Dreamscape is an Internet Service Provider (ISP). That is, a company which simply provides entry to the Internet for people who do not have a direct connection to the system. On October 27, 1998, the Attorney General of the State of New York seized the equipment utilized by Dreamscape to provide its subscribers with access to over 30,000 newsgroups available on the Internet. It was Attorney General Vacco's position that some of the newsgroups were pornographic in nature and, accordingly, equipment used in connection with such was available for seizure under New York law. Dreamscape did not provide services to and had no connection with any of the individuals accused by the Attorney General of trafficking in pornographic materials. In fact, Dreamscape alleges that it cooperated with law enforcement officials when such officials bring complaints to its attention.

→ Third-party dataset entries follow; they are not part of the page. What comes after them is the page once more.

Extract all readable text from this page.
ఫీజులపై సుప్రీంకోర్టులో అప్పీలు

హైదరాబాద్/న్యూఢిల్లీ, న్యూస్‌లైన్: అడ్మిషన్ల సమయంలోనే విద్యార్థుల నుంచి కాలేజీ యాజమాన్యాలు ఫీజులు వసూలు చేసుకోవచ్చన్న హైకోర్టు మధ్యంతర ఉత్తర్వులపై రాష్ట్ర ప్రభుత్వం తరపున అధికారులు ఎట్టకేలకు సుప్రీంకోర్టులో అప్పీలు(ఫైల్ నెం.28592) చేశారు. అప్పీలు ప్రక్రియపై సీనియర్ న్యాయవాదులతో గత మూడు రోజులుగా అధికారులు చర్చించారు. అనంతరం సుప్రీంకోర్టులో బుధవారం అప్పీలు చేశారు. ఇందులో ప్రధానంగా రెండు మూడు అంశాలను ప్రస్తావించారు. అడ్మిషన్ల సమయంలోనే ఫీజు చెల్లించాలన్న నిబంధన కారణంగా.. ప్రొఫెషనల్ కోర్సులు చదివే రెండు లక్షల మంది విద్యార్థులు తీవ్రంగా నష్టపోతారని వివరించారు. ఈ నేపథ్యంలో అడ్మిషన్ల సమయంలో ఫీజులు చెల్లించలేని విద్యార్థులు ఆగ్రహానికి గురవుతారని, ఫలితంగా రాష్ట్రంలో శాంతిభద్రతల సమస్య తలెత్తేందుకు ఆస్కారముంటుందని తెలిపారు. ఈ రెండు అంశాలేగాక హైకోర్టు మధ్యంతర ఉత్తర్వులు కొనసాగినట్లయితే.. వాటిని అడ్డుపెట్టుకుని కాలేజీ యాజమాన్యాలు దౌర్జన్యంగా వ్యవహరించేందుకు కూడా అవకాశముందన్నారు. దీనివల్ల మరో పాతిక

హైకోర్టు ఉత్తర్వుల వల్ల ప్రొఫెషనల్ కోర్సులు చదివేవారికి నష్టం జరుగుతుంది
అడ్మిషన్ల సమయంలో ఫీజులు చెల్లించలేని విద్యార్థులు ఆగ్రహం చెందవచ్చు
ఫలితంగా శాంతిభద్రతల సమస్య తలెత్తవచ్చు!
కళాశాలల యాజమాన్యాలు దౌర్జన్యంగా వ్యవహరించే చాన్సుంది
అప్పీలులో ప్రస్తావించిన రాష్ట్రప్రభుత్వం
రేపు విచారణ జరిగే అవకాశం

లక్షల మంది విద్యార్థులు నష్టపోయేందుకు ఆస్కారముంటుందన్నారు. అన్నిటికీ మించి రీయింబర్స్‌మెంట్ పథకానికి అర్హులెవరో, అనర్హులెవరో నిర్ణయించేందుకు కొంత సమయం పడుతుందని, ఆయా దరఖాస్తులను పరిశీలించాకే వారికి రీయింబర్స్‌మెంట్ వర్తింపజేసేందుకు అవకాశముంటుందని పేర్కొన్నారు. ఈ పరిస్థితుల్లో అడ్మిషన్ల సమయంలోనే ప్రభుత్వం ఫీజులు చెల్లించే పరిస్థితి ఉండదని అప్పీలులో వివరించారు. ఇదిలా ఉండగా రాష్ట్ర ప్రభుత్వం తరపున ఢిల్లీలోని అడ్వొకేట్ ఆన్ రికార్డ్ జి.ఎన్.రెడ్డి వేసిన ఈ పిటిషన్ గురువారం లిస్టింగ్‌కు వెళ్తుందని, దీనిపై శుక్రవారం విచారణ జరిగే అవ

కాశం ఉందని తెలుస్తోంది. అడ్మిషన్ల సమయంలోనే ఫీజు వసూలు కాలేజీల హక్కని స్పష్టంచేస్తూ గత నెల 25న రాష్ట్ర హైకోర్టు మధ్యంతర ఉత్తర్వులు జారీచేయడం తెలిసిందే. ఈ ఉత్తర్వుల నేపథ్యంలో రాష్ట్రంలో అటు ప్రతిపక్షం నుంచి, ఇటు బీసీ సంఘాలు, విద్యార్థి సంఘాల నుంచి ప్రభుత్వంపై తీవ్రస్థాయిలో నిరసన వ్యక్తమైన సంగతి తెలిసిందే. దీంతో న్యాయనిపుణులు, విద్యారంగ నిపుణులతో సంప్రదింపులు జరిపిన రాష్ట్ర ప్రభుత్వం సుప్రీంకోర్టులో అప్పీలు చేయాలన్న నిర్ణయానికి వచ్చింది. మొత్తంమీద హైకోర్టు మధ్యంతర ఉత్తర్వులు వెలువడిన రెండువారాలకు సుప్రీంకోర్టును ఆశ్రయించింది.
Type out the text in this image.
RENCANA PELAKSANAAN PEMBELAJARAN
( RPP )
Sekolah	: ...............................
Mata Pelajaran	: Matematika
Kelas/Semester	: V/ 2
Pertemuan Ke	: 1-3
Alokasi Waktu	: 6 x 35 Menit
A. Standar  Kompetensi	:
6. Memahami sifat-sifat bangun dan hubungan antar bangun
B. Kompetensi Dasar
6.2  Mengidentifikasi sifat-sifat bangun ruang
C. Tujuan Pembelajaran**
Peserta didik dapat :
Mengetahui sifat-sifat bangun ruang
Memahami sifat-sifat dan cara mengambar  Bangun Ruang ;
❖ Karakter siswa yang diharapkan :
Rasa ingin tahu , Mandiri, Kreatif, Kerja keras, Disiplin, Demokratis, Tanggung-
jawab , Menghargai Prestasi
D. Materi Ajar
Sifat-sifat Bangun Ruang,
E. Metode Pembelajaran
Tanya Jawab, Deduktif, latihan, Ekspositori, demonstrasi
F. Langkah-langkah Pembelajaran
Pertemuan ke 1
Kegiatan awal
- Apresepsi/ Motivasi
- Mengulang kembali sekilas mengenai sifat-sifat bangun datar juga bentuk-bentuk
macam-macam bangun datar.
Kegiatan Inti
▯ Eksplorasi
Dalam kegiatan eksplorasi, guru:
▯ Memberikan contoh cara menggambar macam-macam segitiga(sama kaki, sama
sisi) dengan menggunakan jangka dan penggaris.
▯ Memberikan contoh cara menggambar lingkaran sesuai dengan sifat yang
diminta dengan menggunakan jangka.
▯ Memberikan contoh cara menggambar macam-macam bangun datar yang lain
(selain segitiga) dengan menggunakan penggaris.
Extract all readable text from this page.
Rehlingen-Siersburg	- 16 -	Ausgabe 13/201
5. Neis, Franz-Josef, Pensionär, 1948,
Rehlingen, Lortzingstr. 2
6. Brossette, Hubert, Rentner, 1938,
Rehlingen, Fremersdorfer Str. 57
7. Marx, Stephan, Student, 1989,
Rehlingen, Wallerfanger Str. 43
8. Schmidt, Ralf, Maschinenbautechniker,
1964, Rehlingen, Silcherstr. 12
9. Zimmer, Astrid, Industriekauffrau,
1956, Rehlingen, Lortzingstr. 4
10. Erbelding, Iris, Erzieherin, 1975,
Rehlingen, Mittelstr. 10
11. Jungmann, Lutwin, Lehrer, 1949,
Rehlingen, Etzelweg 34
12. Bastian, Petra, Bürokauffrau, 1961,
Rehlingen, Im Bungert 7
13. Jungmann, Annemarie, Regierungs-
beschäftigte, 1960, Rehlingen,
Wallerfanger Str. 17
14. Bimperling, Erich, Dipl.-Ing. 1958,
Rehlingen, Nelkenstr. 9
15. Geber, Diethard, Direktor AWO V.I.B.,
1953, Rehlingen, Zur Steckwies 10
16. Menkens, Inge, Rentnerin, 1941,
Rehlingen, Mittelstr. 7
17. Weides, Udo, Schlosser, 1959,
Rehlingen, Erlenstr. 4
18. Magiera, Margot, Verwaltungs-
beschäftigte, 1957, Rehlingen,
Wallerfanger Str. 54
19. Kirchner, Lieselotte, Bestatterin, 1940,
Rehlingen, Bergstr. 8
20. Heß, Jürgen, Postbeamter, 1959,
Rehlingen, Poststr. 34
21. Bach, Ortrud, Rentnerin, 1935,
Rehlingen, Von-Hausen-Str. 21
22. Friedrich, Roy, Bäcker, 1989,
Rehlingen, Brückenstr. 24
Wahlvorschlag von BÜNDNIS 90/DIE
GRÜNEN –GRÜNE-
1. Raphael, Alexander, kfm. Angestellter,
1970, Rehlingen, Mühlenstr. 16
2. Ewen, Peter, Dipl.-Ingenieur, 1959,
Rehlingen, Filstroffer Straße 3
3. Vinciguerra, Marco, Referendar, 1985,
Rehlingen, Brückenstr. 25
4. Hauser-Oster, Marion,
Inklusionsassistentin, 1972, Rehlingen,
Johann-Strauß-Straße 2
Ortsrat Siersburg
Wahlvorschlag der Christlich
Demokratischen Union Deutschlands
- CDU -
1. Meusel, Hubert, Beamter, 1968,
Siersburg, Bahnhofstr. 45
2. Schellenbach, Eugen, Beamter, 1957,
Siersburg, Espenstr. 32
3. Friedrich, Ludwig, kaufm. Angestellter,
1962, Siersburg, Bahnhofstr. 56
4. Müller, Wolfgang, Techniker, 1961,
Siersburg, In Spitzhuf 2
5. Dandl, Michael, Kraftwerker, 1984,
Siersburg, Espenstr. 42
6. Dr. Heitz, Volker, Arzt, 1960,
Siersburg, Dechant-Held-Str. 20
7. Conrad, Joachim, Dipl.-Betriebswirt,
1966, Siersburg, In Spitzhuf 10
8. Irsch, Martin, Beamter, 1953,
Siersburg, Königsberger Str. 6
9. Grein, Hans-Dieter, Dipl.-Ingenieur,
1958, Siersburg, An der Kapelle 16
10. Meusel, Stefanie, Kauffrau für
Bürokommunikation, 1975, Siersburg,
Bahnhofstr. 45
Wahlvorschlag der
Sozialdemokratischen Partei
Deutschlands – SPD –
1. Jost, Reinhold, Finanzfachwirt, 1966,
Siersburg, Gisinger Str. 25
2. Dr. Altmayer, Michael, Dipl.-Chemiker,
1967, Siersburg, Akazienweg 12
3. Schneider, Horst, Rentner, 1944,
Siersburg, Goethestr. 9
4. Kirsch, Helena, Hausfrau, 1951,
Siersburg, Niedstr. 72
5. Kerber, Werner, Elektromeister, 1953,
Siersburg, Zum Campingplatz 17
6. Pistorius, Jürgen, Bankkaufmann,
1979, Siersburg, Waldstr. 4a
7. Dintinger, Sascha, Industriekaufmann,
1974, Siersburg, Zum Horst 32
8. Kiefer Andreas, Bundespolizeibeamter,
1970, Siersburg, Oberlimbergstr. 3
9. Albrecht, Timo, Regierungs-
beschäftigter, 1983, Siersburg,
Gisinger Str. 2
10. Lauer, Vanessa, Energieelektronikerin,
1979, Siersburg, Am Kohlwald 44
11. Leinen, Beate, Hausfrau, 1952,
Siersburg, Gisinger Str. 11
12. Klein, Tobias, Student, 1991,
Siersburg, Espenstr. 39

Dreamscape, being a modern company, has sued the Attorney General in order to determine an ISP's obligation to review and censor newsgroups, chat lines, web sites and other messages and images on the Internet under the laws of the State of New York and asked for a declaratory judgment that ISP's are not required to edit, delete or block access to messages or images available on the Internet except by judicial order. It also sought a declaration that passage or temporary storage of electronic messages or images on the Internet, through the ISP's service equipment, does not constitute promotion or possession of any contents, message or image under New York State law. It also seeks to have the Attorney General enjoined from bringing any criminal prosecution against it or seizing any part of Dreamscape's equipment or network. Of course, it tops it off with a request for damages.